O presidente da AVTSM, Sergio da Silva, que também perdeu o filho na tragédia, conta que a espera causa uma sensação de abandono pela Justiça.

“Como associação, nós temos que entender que é uma luta constante, vai seguir em frente. Mas como pai, como vítima, é [sentimento de] indignação, falta de respeito, tristeza, decepção”.

O subprocurador Marcelo Dornelles explica que desde o primeiro momento o Ministério Público tomou providências para que o caso tivesse prioridade total dentro da instituição.

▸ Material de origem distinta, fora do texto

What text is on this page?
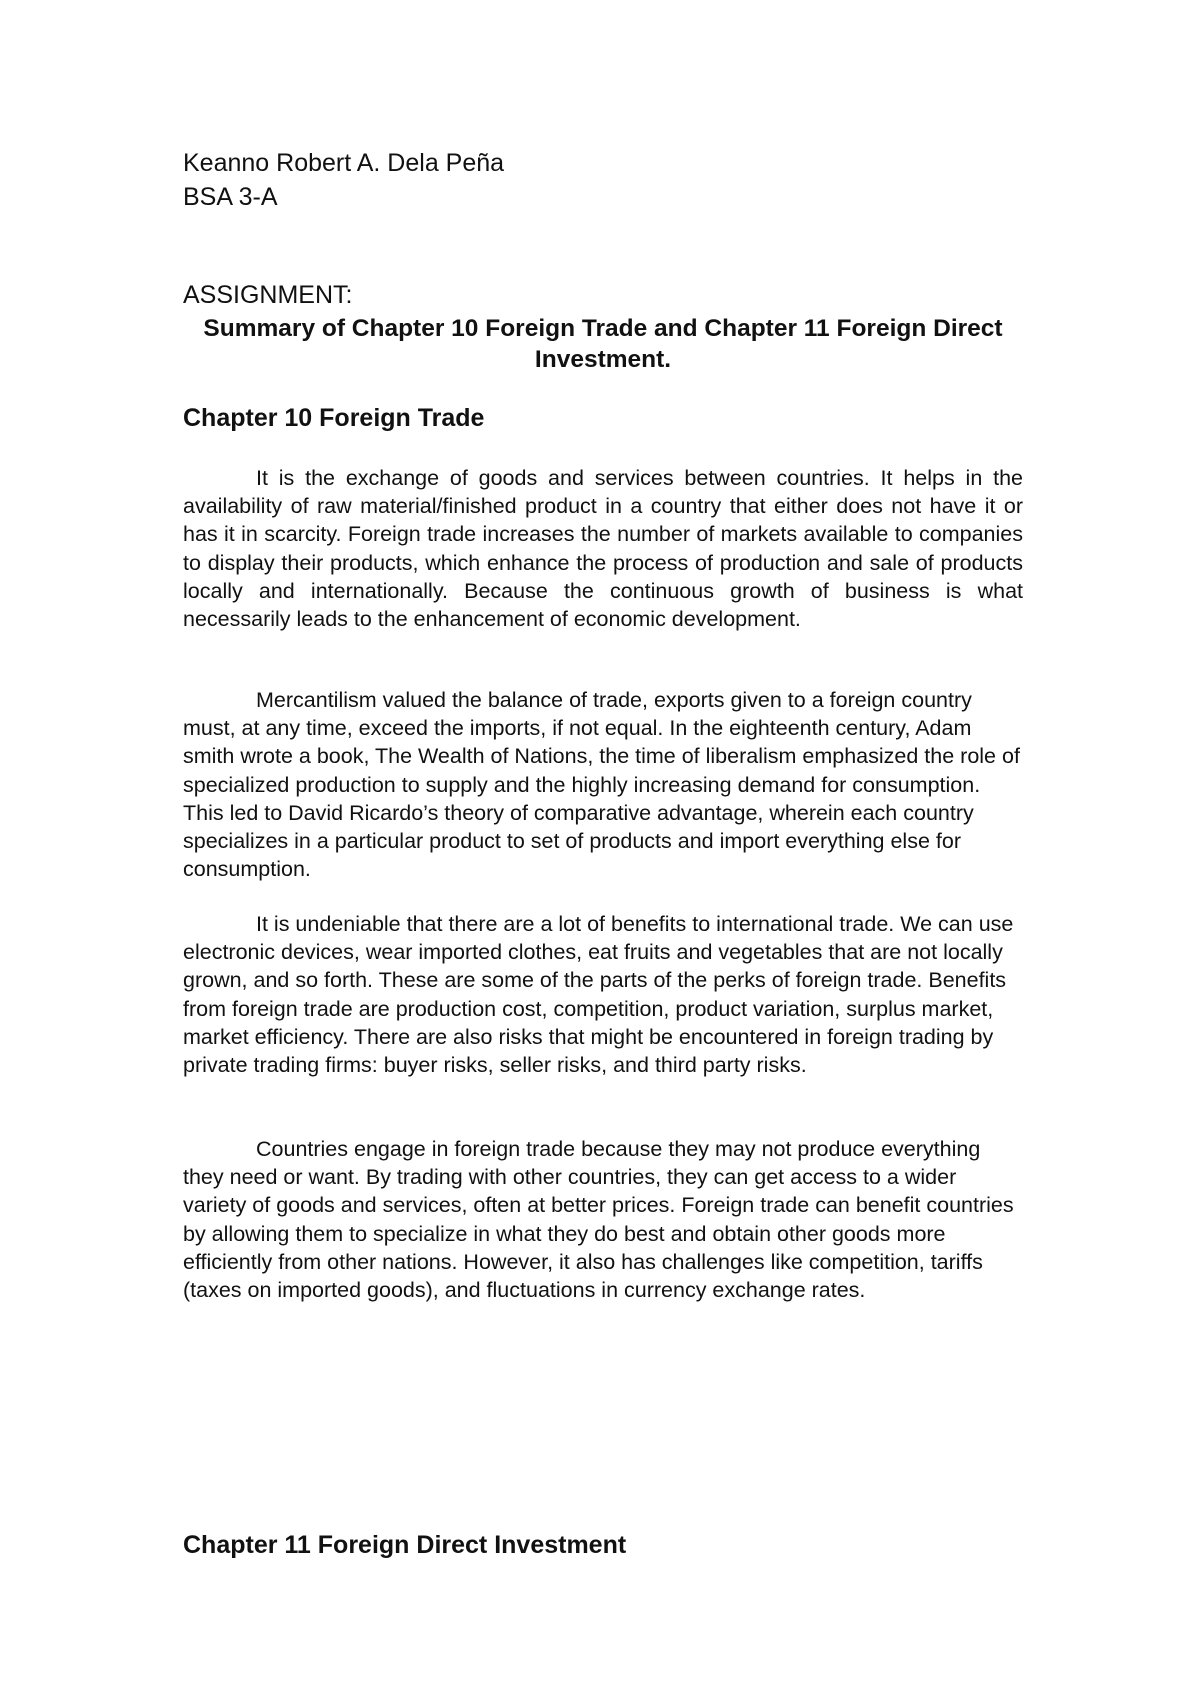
Keanno Robert A. Dela Peña
BSA 3-A
ASSIGNMENT:
Summary of Chapter 10 Foreign Trade and Chapter 11 Foreign Direct Investment.
Chapter 10 Foreign Trade

It is the exchange of goods and services between countries. It helps in the availability of raw material/finished product in a country that either does not have it or has it in scarcity. Foreign trade increases the number of markets available to companies to display their products, which enhance the process of production and sale of products locally and internationally. Because the continuous growth of business is what necessarily leads to the enhancement of economic development.

Mercantilism valued the balance of trade, exports given to a foreign country must, at any time, exceed the imports, if not equal. In the eighteenth century, Adam smith wrote a book, The Wealth of Nations, the time of liberalism emphasized the role of specialized production to supply and the highly increasing demand for consumption. This led to David Ricardo’s theory of comparative advantage, wherein each country specializes in a particular product to set of products and import everything else for consumption.

It is undeniable that there are a lot of benefits to international trade. We can use electronic devices, wear imported clothes, eat fruits and vegetables that are not locally grown, and so forth. These are some of the parts of the perks of foreign trade. Benefits from foreign trade are production cost, competition, product variation, surplus market, market efficiency. There are also risks that might be encountered in foreign trading by private trading firms: buyer risks, seller risks, and third party risks.

Countries engage in foreign trade because they may not produce everything they need or want. By trading with other countries, they can get access to a wider variety of goods and services, often at better prices. Foreign trade can benefit countries by allowing them to specialize in what they do best and obtain other goods more efficiently from other nations. However, it also has challenges like competition, tariffs (taxes on imported goods), and fluctuations in currency exchange rates.

Chapter 11 Foreign Direct Investment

“Nós designamos promotores para atuarem exclusivamente dentro desses processos, em todos eles. Então, claro que a complexidade é grande, o volume é grande, mas nós vemos sempre com preocupação a questão do tempo”, afirma.

“A cada ano que passa, nós também sofremos juntos em não ver o deslinde desse caso. Nós temos essa preocupação, esse interesse, em que isso seja julgado o mais breve possível”.

Defesa dos réus

O advogado de Elissandro Callegaro Spohr, Jader da Silveira Marques, afirmou ao G1 que “a expectativa da defesa em relação ao julgamento do MP é no sentido de ser respeitada a jurisprudência do próprio STJ, que não admite a avaliação de provas em recurso especial”.

Ele acrescentou que “em relação a tese de inexistência de dolo no incêndio e nas mortes não é apenas a defesa que sustenta essa situação. A partir de agora, o Tribunal de Justiça do Rio Grande do Sul afirmou no acórdão vencedor que não há no processo elementos que indiquem que tenham os acusados aceitado o resultado morte ou lesões corporais das vítimas da boate Kiss”.

Imagem da noite do incêndio na boate Kiss — Foto: Germano Roratto/Agência RBS

“Eles não aceitaram esse risco diante da previsibilidade do resultado. […] Por qualquer ângulo que se olha essa situação, o proprietário da boate e os demais acusados podem responder por delitos tipificados no Código Penal, mas que não estejam voltados para o dolo de matar ou de causar lesões nas pessoas. Esse é o resultado do julgamento no Tribunal de Justiça, que se espera que seja mantido”, acrescenta o advogado.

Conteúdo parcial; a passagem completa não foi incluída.